In view of large extent of damage of Cotton crop by notorious pest Whitefly, the Punjab government sought the intervention of Cotton Corporation of India (CCI). Recently Punjab Chief Minister Parkash Singh Badal met Union textile minister Santosh Gangwar and requested to begin support operations. Consequently, the Corporation, which works under the Ministry of Textile, kept its 330 purchase centres across the country ready for procurement whenever required.
BK Mishra, CMD, CCI says, “We have directed the local office to begin 20 centres in Punjab. CCI intervenes only if the price falls below the benchmark MSP. We are looking at the price movement closely.”
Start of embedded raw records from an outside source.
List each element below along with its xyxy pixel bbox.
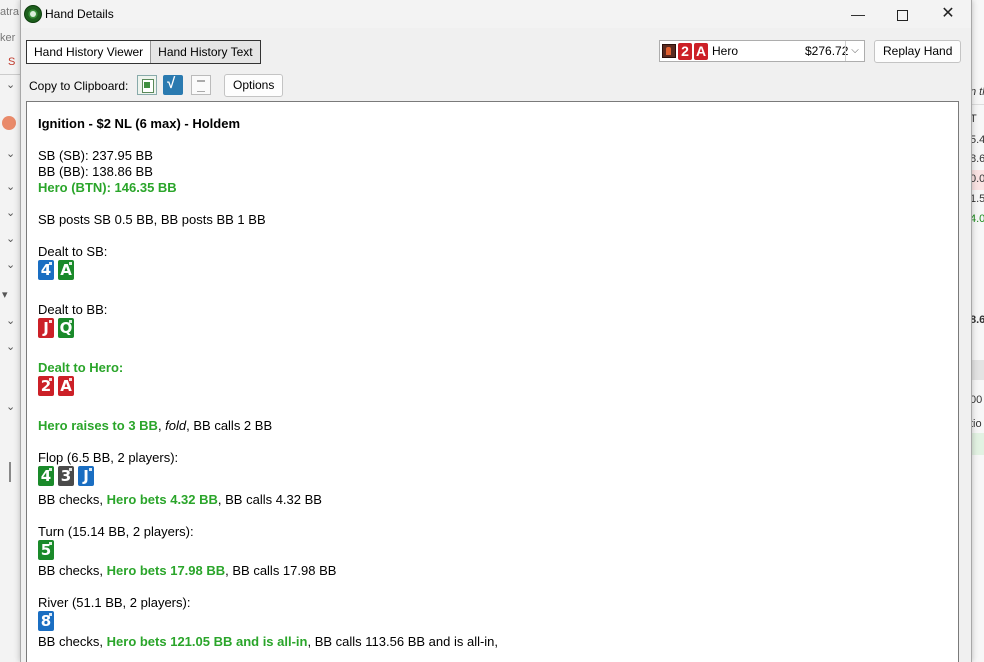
playing-card: Q — [58, 318, 74, 338]
copy-format-image-icon[interactable] — [137, 75, 157, 95]
river-label: River (51.1 BB, 2 players): — [38, 595, 191, 610]
playing-card: J — [38, 318, 54, 338]
dealt-bb-label: Dealt to BB: — [38, 302, 108, 317]
hole-card: 2 — [678, 43, 692, 60]
bg-left-text: ker — [0, 32, 16, 44]
bg-right-text: 1.5 — [970, 193, 984, 205]
playing-card: 2 — [38, 376, 54, 396]
river-cards: 8 — [38, 611, 54, 631]
river-action-line: BB checks, Hero bets 121.05 BB and is al… — [38, 634, 498, 649]
action-text: , BB calls 113.56 BB and is all-in, — [307, 634, 499, 649]
bg-right-text: n th — [970, 86, 984, 98]
blinds-line: SB posts SB 0.5 BB, BB posts BB 1 BB — [38, 212, 266, 227]
bg-right-text: 00 H — [970, 394, 984, 406]
flop-label: Flop (6.5 BB, 2 players): — [38, 450, 179, 465]
title-bar[interactable]: Hand Details — ✕ — [21, 0, 971, 28]
minimize-button[interactable]: — — [835, 0, 881, 28]
flop-cards: 4 3 J — [38, 466, 94, 486]
player-name: Hero — [712, 44, 739, 58]
action-text: , BB calls 4.32 BB — [217, 492, 322, 507]
hero-action: Hero bets 17.98 BB — [106, 563, 226, 578]
replay-hand-button[interactable]: Replay Hand — [874, 40, 962, 63]
playing-card: J — [78, 466, 94, 486]
maximize-icon — [896, 9, 908, 21]
hand-details-window: Hand Details — ✕ Hand History Viewer Han… — [20, 0, 972, 662]
action-text: , BB calls 17.98 BB — [225, 563, 337, 578]
divider — [0, 74, 20, 75]
turn-label: Turn (15.14 BB, 2 players): — [38, 524, 194, 539]
close-button[interactable]: ✕ — [925, 0, 971, 28]
bg-right-text: 0.0 — [970, 173, 984, 185]
chevron-down-icon[interactable]: ⌄ — [6, 340, 15, 353]
bg-right-text: 8.6 — [970, 153, 984, 165]
view-tab-group: Hand History Viewer Hand History Text — [26, 40, 261, 64]
copy-format-forum-icon[interactable] — [163, 75, 183, 95]
maximize-button[interactable] — [879, 0, 925, 28]
action-text: BB checks, — [38, 492, 107, 507]
action-text: BB checks, — [38, 563, 107, 578]
chevron-down-icon[interactable]: ⌄ — [6, 206, 15, 219]
playing-card: 5 — [38, 540, 54, 560]
chevron-down-icon[interactable]: ⌄ — [6, 314, 15, 327]
playing-card: 4 — [38, 466, 54, 486]
chevron-down-icon[interactable]: ⌄ — [6, 180, 15, 193]
bg-left-text: atra — [0, 6, 19, 18]
player-amount: $276.72 — [805, 44, 849, 58]
chevron-down-icon[interactable]: ⌄ — [6, 258, 15, 271]
hero-action: Hero bets 4.32 BB — [106, 492, 218, 507]
dealt-hero-label: Dealt to Hero: — [38, 360, 124, 375]
background-app-left: atra ker S ⌄ ⌄ ⌄ ⌄ ⌄ ⌄ ▾ ⌄ ⌄ ⌄ — [0, 0, 20, 662]
tab-hand-history-text[interactable]: Hand History Text — [150, 41, 260, 63]
tab-hand-history-viewer[interactable]: Hand History Viewer — [27, 41, 151, 63]
copy-to-clipboard-label: Copy to Clipboard: — [29, 79, 129, 93]
hero-action: Hero raises to 3 BB — [38, 418, 158, 433]
dealt-sb-cards: 4 A — [38, 260, 74, 280]
hand-header: Ignition - $2 NL (6 max) - Holdem — [38, 116, 241, 131]
chevron-down-icon[interactable]: ⌄ — [6, 78, 15, 91]
turn-action-line: BB checks, Hero bets 17.98 BB, BB calls … — [38, 563, 336, 578]
copy-format-text-icon[interactable] — [191, 75, 211, 95]
player-avatar-icon — [662, 44, 676, 58]
playing-card: 4 — [38, 260, 54, 280]
chevron-down-icon[interactable]: ⌄ — [6, 400, 15, 413]
bg-right-text: 5.4 — [970, 134, 984, 146]
fold-action: fold — [165, 418, 187, 433]
dealt-sb-label: Dealt to SB: — [38, 244, 108, 259]
action-text: , BB calls 2 BB — [186, 418, 273, 433]
poker-chip-icon — [24, 5, 42, 23]
hole-card: A — [694, 43, 708, 60]
bg-right-text: 8.6 — [970, 314, 984, 326]
preflop-action-line: Hero raises to 3 BB, fold, BB calls 2 BB — [38, 418, 272, 433]
playing-card: A — [58, 376, 74, 396]
action-text: BB checks, — [38, 634, 107, 649]
chevron-down-icon[interactable]: ⌄ — [6, 232, 15, 245]
bg-right-text: 4.0 — [970, 213, 984, 225]
turn-cards: 5 — [38, 540, 54, 560]
window-title: Hand Details — [45, 7, 114, 21]
flop-action-line: BB checks, Hero bets 4.32 BB, BB calls 4… — [38, 492, 322, 507]
stack-line: SB (SB): 237.95 BB — [38, 148, 153, 163]
stack-line: BB (BB): 138.86 BB — [38, 164, 153, 179]
playing-card: A — [58, 260, 74, 280]
hand-history-text-pane[interactable]: Ignition - $2 NL (6 max) - Holdem SB (SB… — [26, 101, 959, 662]
chevron-down-icon[interactable]: ⌄ — [6, 147, 15, 160]
avatar-icon — [2, 116, 16, 130]
options-button[interactable]: Options — [224, 74, 284, 97]
hero-action: Hero bets 121.05 BB and is all-in — [106, 634, 308, 649]
dealt-bb-cards: J Q — [38, 318, 74, 338]
bg-left-text: S — [8, 56, 16, 68]
dealt-hero-cards: 2 A — [38, 376, 74, 396]
dropdown-icon[interactable]: ▾ — [2, 288, 8, 301]
player-select[interactable]: 2 A Hero $276.72 ⌵ — [659, 40, 865, 62]
playing-card: 3 — [58, 466, 74, 486]
chevron-down-icon[interactable]: ⌵ — [845, 41, 864, 61]
scroll-indicator — [9, 462, 11, 482]
hero-stack-line: Hero (BTN): 146.35 BB — [38, 180, 177, 195]
playing-card: 8 — [38, 611, 54, 631]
The farmers demanded compensation and Punjab government offered the help both in terms of financial assistance and getting the Central agency into action for procurement. The state government had sought intervention of the Centre through Cotton Corporation of India (CCI) for procurement at Minimum Support Price (MSP).
Centre and Role of CCI
The Centre took considerable time break the silence over its assistance to cotton farmers who lost their crops due to the pest attack. Agriculture Minister Radha Mohan Singh says, “The government would be doing everything to help distressed farmers and ensure such a situation does not recur. A team visited Whitefly affected cotton areas of Punjab and interacted with scientists and farmer representatives.”
The Centre’s decision to provide assistance to cotton farmers would obviously be based on the report of the central team that visited the state to assess the extent of damage.
‘Blame it on GM’
Meanwhile, Vandana Shiva, noted social and environment activist, blames the tragedy on Genetically Modified (GM) varieties. In an article, she writes, “Most of the 3,00,000 farmers suicides have taken place in the cotton belt which is now predominantly a Bt cotton belt. GMO Bt cotton was supposed to be a pest control technology that would replace pesticides. However, Bt cotton has proven to be a pest creating technology, with epidemics of pests that never affected cotton in India before Bt cotton was introduced, illegally in 1998, and with GEAC approval in 2002.”
“Whitefly which never attacked cotton is now supposed to have devoured 2/3 of the Punjab Bt cotton crop. 15 cotton farmers in the fertile belt of Punjab have committed suicide in recent days,” she adds.
“Punjab, yet again has been duped by seed companies and their promises of higher yields and now suffers the consequences. A cancer train leaves Punjab with cancer victims for treatment in a charitable hospital in Bhatinda. Cancer deaths and farmers suicide are both a result of dependence on poisons, which are not working. Ecological pest control through biodiversity is the only sustainable solution,” Shiva argues.
Echoing similar views, Devendra Sharma, noted agriculture expert, cites the example of Nidana village in Haryana’s Jind district. He says, “A biological method of crop protection perfected by women farmers in Nidana village in Haryana’s Jind district. Hundreds of acres of cotton spread over nearly 18 villages in and around Nidana have not been affected at all by Whitefly. Here, farmers do not spray chemical pesticides; instead, they have been using benign insects to control pests.”
“While a large number of villages are inviting these women for workshops and learning exercises, PAU’s agricultural scientists are not willing to learn from them. Probably, they are ashamed of learning from poor farmers. Sooner or later, however, Punjab’s cotton farmers will have to adopt the Nidana technique to get off the pesticide treadmill,” he adds.
Refuting the allegations Biotechnology industry body ABLE-AG says it is wrong to blame Bt cotton seeds for outbreak of whitefly attack as there is no relation between the two. “Bt technology in cotton provides resistance against specific types of insects namely Bollworms while whitefly is a different category of insects called sucking pests. The recent outbreak of whitefly attack has no relation with Bt technology in cotton,” says ABLE-AG Executive Director Shivendra Bajaj.
“Effort should be made to investigate real reasons of Whitefly outbreak rather than making false claims,” he adds.
The Way Forward
The Central and the state government need to bail out cotton growers in distress. For long-term solution, alongside proactive monitoring by farmers and manufacturers, it is recommended by the experts that government should pass the Pesticide Management Bill 2008 that is pending in Parliament. The bill seeks to regulate manufacture, inspection, testing and distribution of pesticides alongside levying heavy penalties for violations. Setting up more state-owned laboratories and increase in the number of samples collected by pesticide inspectors at the field level would help the farmers. Adoption of GAP would also help the farmers to minimise the losses in case of such pest attack and it would definitely enhance yield and income in normal conditions. It is also high time to evaluate the experiments with GMOs and put effective curb on spurious inputs. Strict and effective measures with adequate compensation can only help, otherwise farmers will keep falling into debt, vulnerability and suicides.